Note, too, that Call Me By Your Name is far from the only example of this. The character Ian Gallagher from the US version of Shameless is 16 at the start of the series, but is shown to be in a sexual relationship with his adult manager — and this is played off as fine. A lot of media introduces “troubled” gay youths this way, showing them experimenting with older men who are more than happy to indulge their curiosity. (This characterization also splashes over to young trans women — just look at Jules Vaughn from HBO’s Euphoria).

This is a terrible trope, and one that perpetuates actual harm against gay men. It is not acceptable when writing gay characters. Make your characters of appropriate ages to be sexually or romantically interacting (in general, but especially in this case). This isn’t up for discussion.

Effeminate

This is one of those tropes that doesn’t necessarily have to be avoided like the plague, but it is something you should be mindful of.

Not every gay man in existence is an effeminate neat-freak with a sharp eye for fashion and interior design. A lot of gay men are actually incredibly masculine, and appreciative of such aspects in other men. Moreover, gay trans men exist, and they may take particular issue with being coded as effeminate, as such characterization can evoke dysphoria.

When writing gay characters, make sure they aren’t all one note. There are many different types of gay men, and making your character basically a woman (or what our society thinks a woman “should be”), but shaped like a man, is not a very nuanced, interesting, or authentic way to portray gay men.

Sex Fiends

Common wisdom says that men like sex, and women don’t -- ergo, if you remove the limiting factor of women, then men will just always have sex all the time with as many people as possible.
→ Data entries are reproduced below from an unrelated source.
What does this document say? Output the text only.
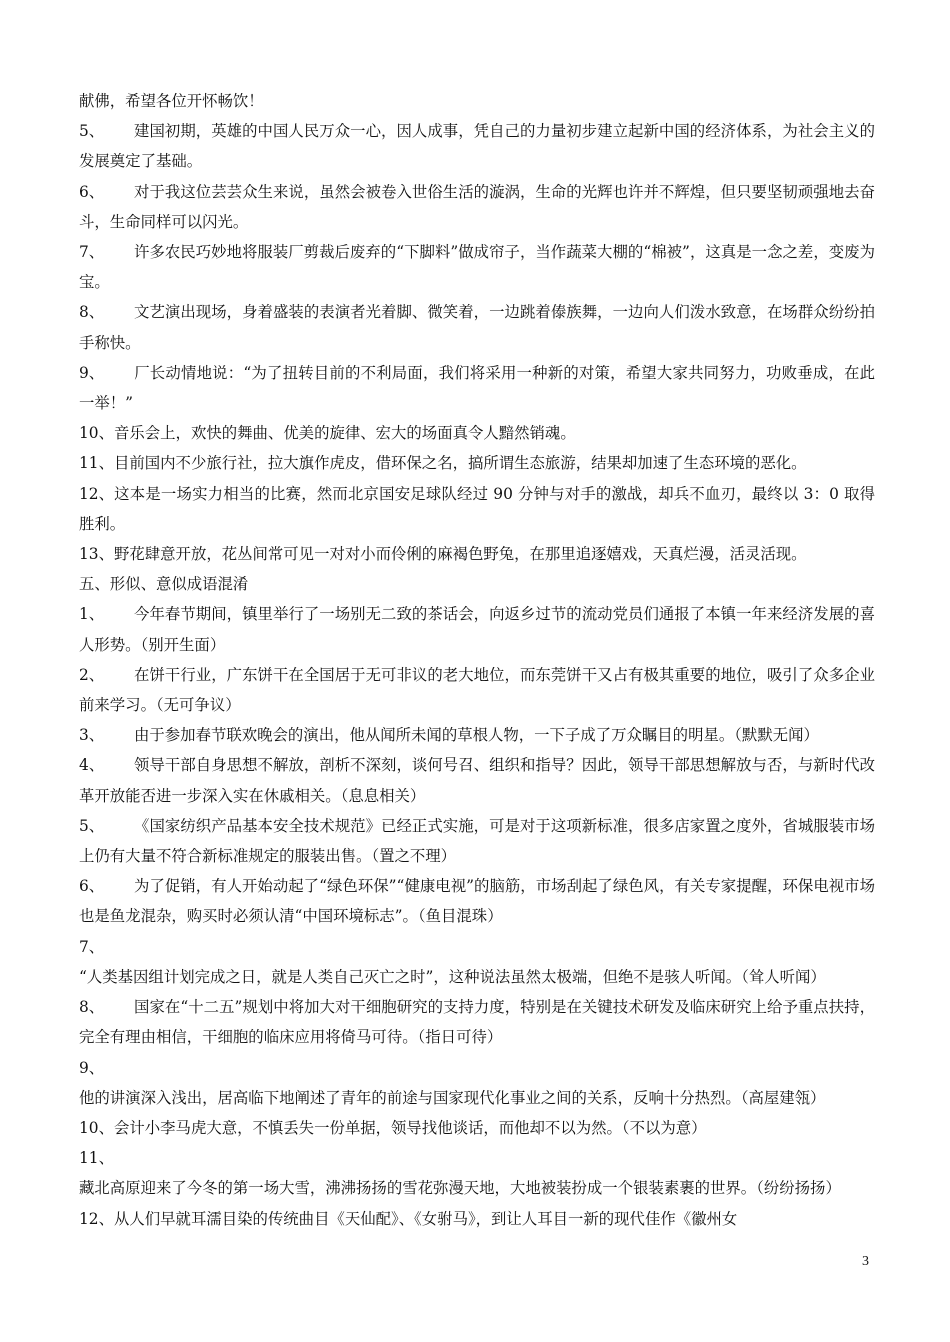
献佛，希望各位开怀畅饮！

5、 建国初期，英雄的中国人民万众一心，因人成事，凭自己的力量初步建立起新中国的经济体系，为社会主义的发展奠定了基础。

6、 对于我这位芸芸众生来说，虽然会被卷入世俗生活的漩涡，生命的光辉也许并不辉煌，但只要坚韧顽强地去奋斗，生命同样可以闪光。

7、 许多农民巧妙地将服装厂剪裁后废弃的“下脚料”做成帘子，当作蔬菜大棚的“棉被”，这真是一念之差，变废为宝。

8、 文艺演出现场，身着盛装的表演者光着脚、微笑着，一边跳着傣族舞，一边向人们泼水致意，在场群众纷纷拍手称快。

9、 厂长动情地说：“为了扭转目前的不利局面，我们将采用一种新的对策，希望大家共同努力，功败垂成，在此一举！”

10、音乐会上，欢快的舞曲、优美的旋律、宏大的场面真令人黯然销魂。

11、目前国内不少旅行社，拉大旗作虎皮，借环保之名，搞所谓生态旅游，结果却加速了生态环境的恶化。

12、这本是一场实力相当的比赛，然而北京国安足球队经过 90 分钟与对手的激战，却兵不血刃，最终以 3：0 取得胜利。

13、野花肆意开放，花丛间常可见一对对小而伶俐的麻褐色野兔，在那里追逐嬉戏，天真烂漫，活灵活现。

五、形似、意似成语混淆

1、 今年春节期间，镇里举行了一场别无二致的茶话会，向返乡过节的流动党员们通报了本镇一年来经济发展的喜人形势。（别开生面）

2、 在饼干行业，广东饼干在全国居于无可非议的老大地位，而东莞饼干又占有极其重要的地位，吸引了众多企业前来学习。（无可争议）

3、 由于参加春节联欢晚会的演出，他从闻所未闻的草根人物，一下子成了万众瞩目的明星。（默默无闻）

4、 领导干部自身思想不解放，剖析不深刻，谈何号召、组织和指导？因此，领导干部思想解放与否，与新时代改革开放能否进一步深入实在休戚相关。（息息相关）

5、 《国家纺织产品基本安全技术规范》已经正式实施，可是对于这项新标准，很多店家置之度外，省城服装市场上仍有大量不符合新标准规定的服装出售。（置之不理）

6、 为了促销，有人开始动起了“绿色环保”“健康电视”的脑筋，市场刮起了绿色风，有关专家提醒，环保电视市场也是鱼龙混杂，购买时必须认清“中国环境标志”。（鱼目混珠）

7、“人类基因组计划完成之日，就是人类自己灭亡之时”，这种说法虽然太极端，但绝不是骇人听闻。（耸人听闻）

8、 国家在“十二五”规划中将加大对干细胞研究的支持力度，特别是在关键技术研发及临床研究上给予重点扶持，完全有理由相信，干细胞的临床应用将倚马可待。（指日可待）

9、他的讲演深入浅出，居高临下地阐述了青年的前途与国家现代化事业之间的关系，反响十分热烈。（高屋建瓴）

10、会计小李马虎大意，不慎丢失一份单据，领导找他谈话，而他却不以为然。（不以为意）

11、藏北高原迎来了今冬的第一场大雪，沸沸扬扬的雪花弥漫天地，大地被装扮成一个银装素裹的世界。（纷纷扬扬）

12、从人们早就耳濡目染的传统曲目《天仙配》、《女驸马》，到让人耳目一新的现代佳作《徽州女

3
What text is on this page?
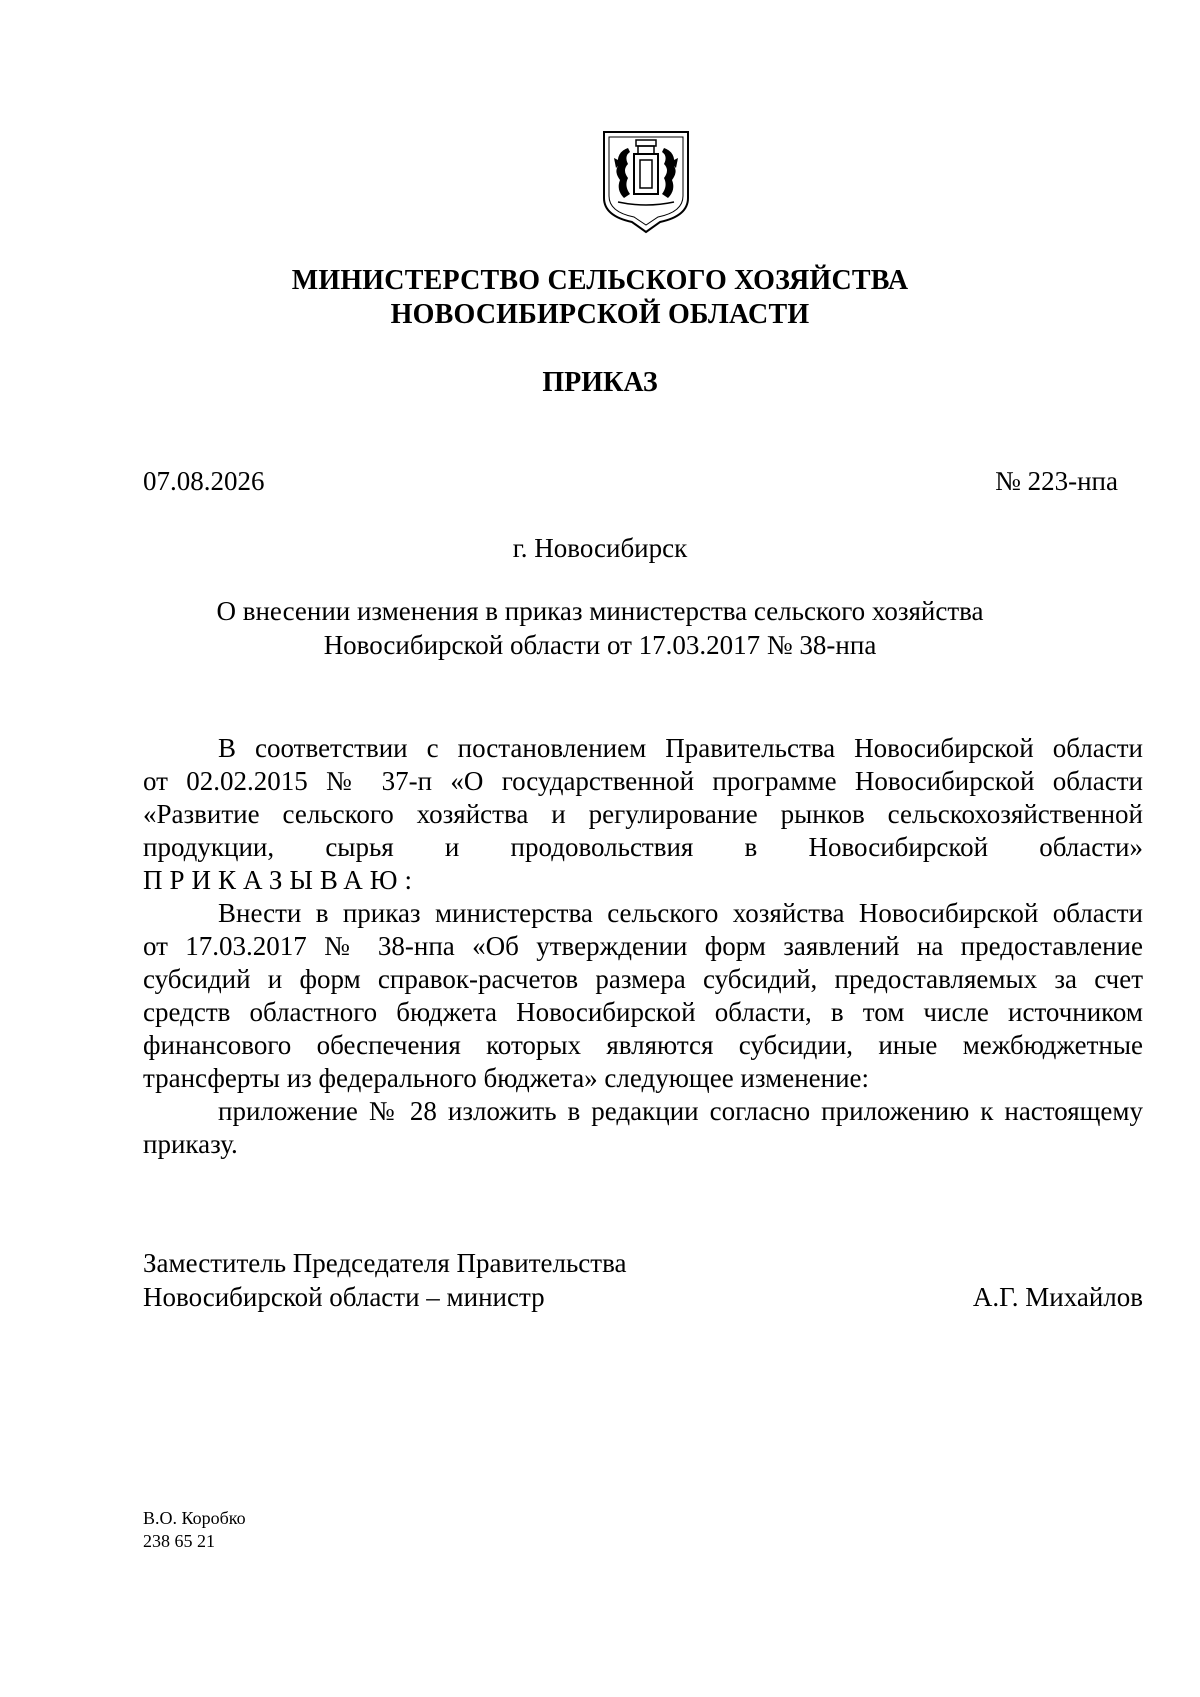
МИНИСТЕРСТВО СЕЛЬСКОГО ХОЗЯЙСТВА
НОВОСИБИРСКОЙ ОБЛАСТИ
ПРИКАЗ
07.08.2026	№ 223-нпа
г. Новосибирск
О внесении изменения в приказ министерства сельского хозяйства
Новосибирской области от 17.03.2017 № 38-нпа
В соответствии с постановлением Правительства Новосибирской области
от 02.02.2015 № 37-п «О государственной программе Новосибирской области
«Развитие сельского хозяйства и регулирование рынков сельскохозяйственной
продукции, сырья и продовольствия в Новосибирской области»
ПРИКАЗЫВАЮ:
Внести в приказ министерства сельского хозяйства Новосибирской области
от 17.03.2017 № 38-нпа «Об утверждении форм заявлений на предоставление
субсидий и форм справок-расчетов размера субсидий, предоставляемых за счет
средств областного бюджета Новосибирской области, в том числе источником
финансового обеспечения которых являются субсидии, иные межбюджетные
трансферты из федерального бюджета» следующее изменение:
приложение № 28 изложить в редакции согласно приложению к настоящему
приказу.
Заместитель Председателя Правительства
Новосибирской области – министр	А.Г. Михайлов
В.О. Коробко
238 65 21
This is such a cornerstone of gay characterization that it’s impossible to pull a particular example for examination. Gay characters are almost always portrayed as commitment-phobes, bouncing from one casual sexual encounter to the next. 

An arc of a lot of gay media, in fact, is showing a gay man realize the error of his ways and stop with all the fooling around all the time. That, or he gets AIDs, the karmic punishment for the apparent evil that is gayness. Either way, the message is clear: gay sex -- and by extension, the gay men who engage in it so flippantly -- is morally reprehensible and needs to somehow be stopped or punished.

This is a dual pronged issue.

First off, not all gay men have prolific casual sex lives. Plenty do -- but so do straight people. This isn’t a gay thing, it’s a modern human thing. But its ubiquity in media has led a lot of people to think it’s the default for gay men, a defining characteristic of the culture, and that has led to a lot of confusion and harm for folx who don’t feel they fit into that mold.

Secondly, gay sex isn’t bad! Sex in general, in fact, isn’t bad. Sex is good! It’s fun! Stop demonizing sex in media! But especially stop demonizing gay sex. Don’t dole out punishment to your gay characters for the singular crime of too much sexing. There’s an argument that this could be an interesting avenue for character development, but honestly it’s been done so much at this point that you’d have to do something REALLY creative with it.

Conclusion

When writing gay characters, just remember that a lot of the media you’ve internalized over the years has been designed specifically to demonize gay men -- so take your assumptions about representing gay men with a grain of salt.